Even if the most popular jewellery of Macedonia is considered to be the Ohrid lake, there're still some pretty awesome ones that you can take with you home as souvenirs. For example, the Ohrid pearls are owned by many famous ladies already, like the Princess Diana, the Queen Elizabeth II, Jovanka Broz. And did you know that Macedonia is the only place in Europe where you can find a ruby? Yes, it’s a rich source of this gemstone and this is, as you can suppose, a very good starting point for traditional handcrafted jewellery. After the Ohrid lake and the pearls, the third most important component of the Macedonian jewellery is the passionate, traditional handcrafted filigree, of which this nation is proud.
If you are visiting the Balkans, Ohrid is the place not to be missed, under any circumstances. The big water surface creates a surreal landscape that was used as an inspiration for centuries, for any kind of arts. Poets, photographers, painters, musicians are visiting Ohrid to charge their inspiration batteries and the city works like a charm. This is the reason why many of these artists are actually based in Ohrid, and some of their ateliers are open to visits. One of my favorites, is Marta Pejoska atelier, famous for making jewellery out of silver filigree. Marta is an architect. She decided to dedicate her talent and education to this delicate traditional craft, producing jewellery masterpieces. Her charming atelier is placed in one of the narrowest streets of the old part of the town, completing the bohemian ambiance that can be found there.

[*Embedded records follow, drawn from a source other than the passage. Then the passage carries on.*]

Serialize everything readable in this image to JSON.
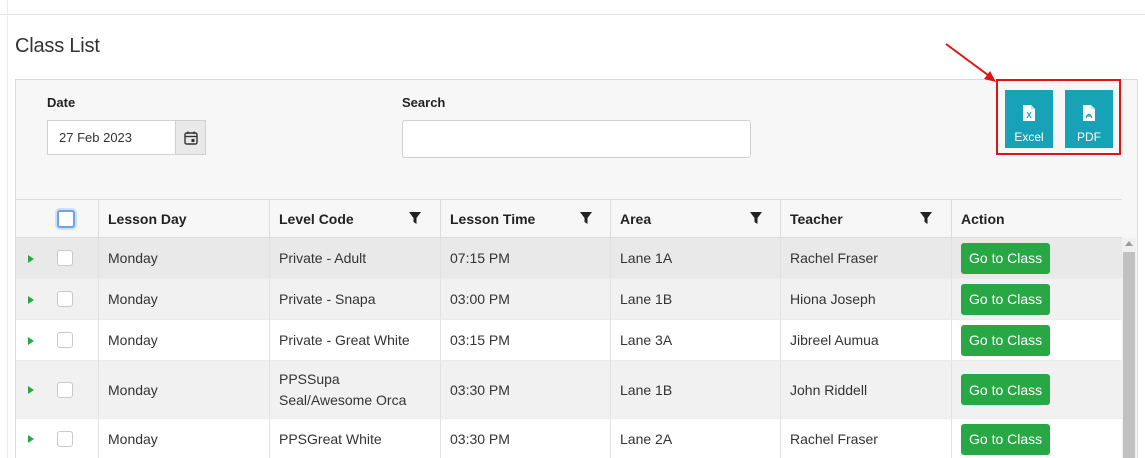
{
  "page": {
    "title": "Class List"
  },
  "filters": {
    "date_label": "Date",
    "date_value": "27 Feb 2023",
    "search_label": "Search",
    "search_value": ""
  },
  "export": {
    "excel_label": "Excel",
    "pdf_label": "PDF",
    "accent_color": "#17a2b8",
    "highlight_color": "#e11414"
  },
  "table": {
    "columns": [
      "Lesson Day",
      "Level Code",
      "Lesson Time",
      "Area",
      "Teacher",
      "Action"
    ],
    "rows": [
      {
        "day": "Monday",
        "level": "Private - Adult",
        "time": "07:15 PM",
        "area": "Lane 1A",
        "teacher": "Rachel Fraser",
        "action": "Go to Class"
      },
      {
        "day": "Monday",
        "level": "Private - Snapa",
        "time": "03:00 PM",
        "area": "Lane 1B",
        "teacher": "Hiona Joseph",
        "action": "Go to Class"
      },
      {
        "day": "Monday",
        "level": "Private - Great White",
        "time": "03:15 PM",
        "area": "Lane 3A",
        "teacher": "Jibreel Aumua",
        "action": "Go to Class"
      },
      {
        "day": "Monday",
        "level_line1": "PPSSupa",
        "level_line2": "Seal/Awesome Orca",
        "time": "03:30 PM",
        "area": "Lane 1B",
        "teacher": "John Riddell",
        "action": "Go to Class"
      },
      {
        "day": "Monday",
        "level": "PPSGreat White",
        "time": "03:30 PM",
        "area": "Lane 2A",
        "teacher": "Rachel Fraser",
        "action": "Go to Class"
      }
    ],
    "action_color": "#28a745"
  }
}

Original Macedonian art made by charming young lady Marta. Pop in for a visit and see the Macedonian art in a different light and shape... Silver rings, stones from Ohrid lake, a temporary exhibition of jewelry in style of Henri Matisse and lot more
This ornamental work of fine (typically gold or silver) wire formed into delicate tracery is an oriental technique that has been used here for centuries. Long practicing of it, leads to developing a certain specific style. Now the Macedonian filigree technique is considered a national treasure. This art had the biggest flourishing in the Middle Ages, reaching its climax in the XVIII century and the first half of XIX century. We are happy to say that it is still very appreciated and made with dedication and talent by young artists.